Через полчаса, не меньше, хоть времени не считал и не чувствовал, встал он у необычной избушки, единственной здесь, на склоне оврага. Как в гипнозе, смотрел, не шевелясь, на маленькое окошечко в глухой теперь темноте, которое светилось вовсе неярко, но глаз нельзя было отвести от этого завораживающего света.

Темными зимними вечерами потом, когда все сошлось у них, сблизилось и души и мысли нараспашку, вспоминали Шохов и Петруха эту первую встречу в избушке.

Шохов тогда через двери из тесных сенцев услышал, как кричал в избе на всю силу магнитофон какую-то залихватскую песню.

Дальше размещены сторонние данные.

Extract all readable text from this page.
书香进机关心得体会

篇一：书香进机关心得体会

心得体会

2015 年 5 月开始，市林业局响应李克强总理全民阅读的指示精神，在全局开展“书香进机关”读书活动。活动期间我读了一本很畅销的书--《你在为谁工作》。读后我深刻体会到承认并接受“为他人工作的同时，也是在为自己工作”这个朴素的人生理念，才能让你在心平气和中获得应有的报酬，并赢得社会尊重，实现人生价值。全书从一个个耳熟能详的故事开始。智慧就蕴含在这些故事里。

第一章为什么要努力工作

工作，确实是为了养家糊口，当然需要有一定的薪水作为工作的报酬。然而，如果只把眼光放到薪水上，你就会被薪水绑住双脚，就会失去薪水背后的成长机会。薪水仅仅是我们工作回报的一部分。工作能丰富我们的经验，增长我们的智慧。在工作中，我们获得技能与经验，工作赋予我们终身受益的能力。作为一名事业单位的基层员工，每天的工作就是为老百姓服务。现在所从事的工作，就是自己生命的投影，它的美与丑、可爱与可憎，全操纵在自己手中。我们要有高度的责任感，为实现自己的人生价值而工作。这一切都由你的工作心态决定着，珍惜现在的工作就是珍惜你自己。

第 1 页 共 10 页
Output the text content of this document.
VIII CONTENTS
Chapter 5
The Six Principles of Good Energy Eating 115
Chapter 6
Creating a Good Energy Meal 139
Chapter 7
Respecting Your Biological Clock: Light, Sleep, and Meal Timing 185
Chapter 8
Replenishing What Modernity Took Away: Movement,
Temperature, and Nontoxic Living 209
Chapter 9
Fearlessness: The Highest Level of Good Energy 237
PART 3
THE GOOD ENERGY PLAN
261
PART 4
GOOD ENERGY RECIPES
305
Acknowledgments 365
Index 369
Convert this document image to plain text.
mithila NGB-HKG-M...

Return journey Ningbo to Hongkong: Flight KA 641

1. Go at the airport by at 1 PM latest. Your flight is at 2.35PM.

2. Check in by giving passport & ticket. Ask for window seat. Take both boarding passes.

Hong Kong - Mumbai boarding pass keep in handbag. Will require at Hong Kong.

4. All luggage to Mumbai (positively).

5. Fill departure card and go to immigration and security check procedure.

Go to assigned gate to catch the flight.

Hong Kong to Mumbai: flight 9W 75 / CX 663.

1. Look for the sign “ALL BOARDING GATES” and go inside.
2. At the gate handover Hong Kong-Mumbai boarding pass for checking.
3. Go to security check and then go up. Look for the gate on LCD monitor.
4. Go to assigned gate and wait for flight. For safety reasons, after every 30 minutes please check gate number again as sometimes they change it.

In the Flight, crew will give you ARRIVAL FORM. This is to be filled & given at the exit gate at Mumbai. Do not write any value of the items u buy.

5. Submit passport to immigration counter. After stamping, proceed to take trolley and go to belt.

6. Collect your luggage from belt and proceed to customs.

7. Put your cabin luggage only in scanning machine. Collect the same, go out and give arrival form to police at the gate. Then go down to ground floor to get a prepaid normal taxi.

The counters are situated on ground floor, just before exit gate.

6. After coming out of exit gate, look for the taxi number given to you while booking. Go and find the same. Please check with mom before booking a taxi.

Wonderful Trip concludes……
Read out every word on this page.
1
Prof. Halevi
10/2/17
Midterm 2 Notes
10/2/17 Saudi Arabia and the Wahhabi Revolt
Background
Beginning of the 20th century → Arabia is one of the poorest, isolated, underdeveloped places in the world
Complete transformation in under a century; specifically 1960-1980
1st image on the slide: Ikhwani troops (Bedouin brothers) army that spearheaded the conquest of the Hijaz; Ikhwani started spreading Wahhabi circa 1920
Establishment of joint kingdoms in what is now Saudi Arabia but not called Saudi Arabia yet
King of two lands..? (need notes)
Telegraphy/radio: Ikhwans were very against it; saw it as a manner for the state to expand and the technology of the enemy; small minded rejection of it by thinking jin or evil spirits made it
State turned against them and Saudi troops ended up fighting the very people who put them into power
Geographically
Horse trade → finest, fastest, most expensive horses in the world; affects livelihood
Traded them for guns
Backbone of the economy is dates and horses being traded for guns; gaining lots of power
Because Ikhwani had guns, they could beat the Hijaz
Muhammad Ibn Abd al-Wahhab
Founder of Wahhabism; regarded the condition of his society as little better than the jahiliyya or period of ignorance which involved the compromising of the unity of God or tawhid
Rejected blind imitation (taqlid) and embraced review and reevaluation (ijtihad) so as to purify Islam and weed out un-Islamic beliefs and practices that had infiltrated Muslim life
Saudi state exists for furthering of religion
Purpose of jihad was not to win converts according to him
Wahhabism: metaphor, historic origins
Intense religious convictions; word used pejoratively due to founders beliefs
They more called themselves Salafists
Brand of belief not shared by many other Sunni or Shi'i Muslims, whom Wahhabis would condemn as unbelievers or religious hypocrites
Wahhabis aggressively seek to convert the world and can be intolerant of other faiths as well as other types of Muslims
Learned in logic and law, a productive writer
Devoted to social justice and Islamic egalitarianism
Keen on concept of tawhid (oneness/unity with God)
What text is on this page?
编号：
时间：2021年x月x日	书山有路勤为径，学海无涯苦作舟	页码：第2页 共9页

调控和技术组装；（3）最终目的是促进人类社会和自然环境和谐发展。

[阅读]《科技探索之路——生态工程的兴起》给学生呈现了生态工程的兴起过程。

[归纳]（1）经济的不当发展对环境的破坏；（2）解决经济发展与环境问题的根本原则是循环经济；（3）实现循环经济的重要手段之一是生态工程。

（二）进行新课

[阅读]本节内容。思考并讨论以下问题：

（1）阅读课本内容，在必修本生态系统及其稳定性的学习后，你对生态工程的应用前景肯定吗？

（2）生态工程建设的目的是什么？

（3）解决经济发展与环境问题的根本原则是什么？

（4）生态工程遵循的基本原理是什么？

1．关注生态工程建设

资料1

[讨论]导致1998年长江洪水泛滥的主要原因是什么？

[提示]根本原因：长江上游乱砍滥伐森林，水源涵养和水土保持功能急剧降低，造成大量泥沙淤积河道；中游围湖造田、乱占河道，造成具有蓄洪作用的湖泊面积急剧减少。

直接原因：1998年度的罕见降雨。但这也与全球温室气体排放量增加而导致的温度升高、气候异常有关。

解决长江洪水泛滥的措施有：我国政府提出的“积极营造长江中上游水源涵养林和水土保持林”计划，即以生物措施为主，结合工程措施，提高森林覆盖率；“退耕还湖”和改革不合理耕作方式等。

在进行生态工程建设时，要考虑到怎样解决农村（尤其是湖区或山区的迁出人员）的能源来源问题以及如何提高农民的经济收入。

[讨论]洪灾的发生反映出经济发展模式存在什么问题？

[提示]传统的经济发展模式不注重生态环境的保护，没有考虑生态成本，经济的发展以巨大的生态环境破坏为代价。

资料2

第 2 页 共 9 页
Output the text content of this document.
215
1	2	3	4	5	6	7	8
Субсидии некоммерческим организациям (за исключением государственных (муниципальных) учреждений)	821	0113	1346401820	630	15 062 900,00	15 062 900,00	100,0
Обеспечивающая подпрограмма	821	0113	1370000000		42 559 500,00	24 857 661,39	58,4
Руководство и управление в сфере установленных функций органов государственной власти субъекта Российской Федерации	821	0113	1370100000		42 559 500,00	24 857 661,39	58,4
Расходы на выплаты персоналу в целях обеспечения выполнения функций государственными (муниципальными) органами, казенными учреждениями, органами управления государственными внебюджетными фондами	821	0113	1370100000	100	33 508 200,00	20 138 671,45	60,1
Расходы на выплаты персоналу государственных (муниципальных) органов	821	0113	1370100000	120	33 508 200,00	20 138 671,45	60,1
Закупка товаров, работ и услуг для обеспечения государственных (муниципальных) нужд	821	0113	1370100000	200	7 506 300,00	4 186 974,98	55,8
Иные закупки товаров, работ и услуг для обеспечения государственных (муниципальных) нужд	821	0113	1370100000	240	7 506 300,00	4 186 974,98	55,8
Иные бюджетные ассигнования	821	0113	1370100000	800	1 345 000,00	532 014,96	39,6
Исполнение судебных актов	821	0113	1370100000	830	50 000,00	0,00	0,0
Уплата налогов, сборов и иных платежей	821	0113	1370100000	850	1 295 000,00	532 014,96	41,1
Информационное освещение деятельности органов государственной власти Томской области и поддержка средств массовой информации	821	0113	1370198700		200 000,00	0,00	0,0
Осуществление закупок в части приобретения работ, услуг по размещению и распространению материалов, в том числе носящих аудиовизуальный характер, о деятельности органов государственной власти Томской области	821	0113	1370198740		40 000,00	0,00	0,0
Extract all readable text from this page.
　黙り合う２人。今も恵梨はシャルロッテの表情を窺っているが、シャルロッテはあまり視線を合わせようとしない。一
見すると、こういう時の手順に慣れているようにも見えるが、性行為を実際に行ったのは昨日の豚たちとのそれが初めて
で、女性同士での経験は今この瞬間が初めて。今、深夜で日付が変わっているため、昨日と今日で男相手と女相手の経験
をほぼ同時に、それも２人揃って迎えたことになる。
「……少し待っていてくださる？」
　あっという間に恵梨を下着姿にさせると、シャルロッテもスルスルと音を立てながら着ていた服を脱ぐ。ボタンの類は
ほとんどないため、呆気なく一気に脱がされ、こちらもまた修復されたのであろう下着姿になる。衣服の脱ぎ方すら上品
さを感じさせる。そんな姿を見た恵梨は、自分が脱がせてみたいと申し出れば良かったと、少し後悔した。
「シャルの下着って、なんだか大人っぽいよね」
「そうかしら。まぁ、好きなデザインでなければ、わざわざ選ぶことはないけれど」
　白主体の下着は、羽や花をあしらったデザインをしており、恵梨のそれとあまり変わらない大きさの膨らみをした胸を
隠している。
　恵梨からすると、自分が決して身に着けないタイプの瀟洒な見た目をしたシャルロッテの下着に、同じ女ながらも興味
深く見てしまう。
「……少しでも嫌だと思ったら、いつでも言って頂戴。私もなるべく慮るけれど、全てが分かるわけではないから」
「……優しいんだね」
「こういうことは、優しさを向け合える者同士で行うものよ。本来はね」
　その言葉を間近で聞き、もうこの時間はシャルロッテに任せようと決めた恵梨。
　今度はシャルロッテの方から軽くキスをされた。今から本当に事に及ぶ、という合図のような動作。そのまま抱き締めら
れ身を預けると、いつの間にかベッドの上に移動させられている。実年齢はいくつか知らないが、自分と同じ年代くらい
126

Приглашен был к тетушке я на день рождения,
Собрались мы с женушкой в это воскресение.
Тетушка, как правило, каждый год рождается,
Вся родня у тетушки выпить собирается...

И протяжно, чуть крикливо:

Улица, улица, улица широкая,
До чего ты, улица, стала кривобокая!

И опять понеслось наяривать, громко и бойко:

Было там у тетушки всяко угощение,
Вареное, пареное, разное копчение,
Яйца со сметаною, пироги с сардиною,
А свинья зажаренная прямо с апельсинами...

Улица, улица...

Шохов постучал раз и другой, но магнитофон надрывался, и никто не мог расслышать его стука. Тогда он потянул дверь, и она открылась. Перед ним предстала изба с печкой, с койкой в левом углу и небольшим столиком между крохотных двух окошек. Над ним висела на длинном проводе автомобильная лампочка. За столиком сидел мужчина в ватнике, в толстых деревенских валенках, у которых срезали по щиколотку голенища, он смотрел прямо на Шохова, но ничего не произносил и, более того, вовсе не умерял крика магнитофона. Ему нравилось, наверное, нравилось, как тот надрываясь, орет.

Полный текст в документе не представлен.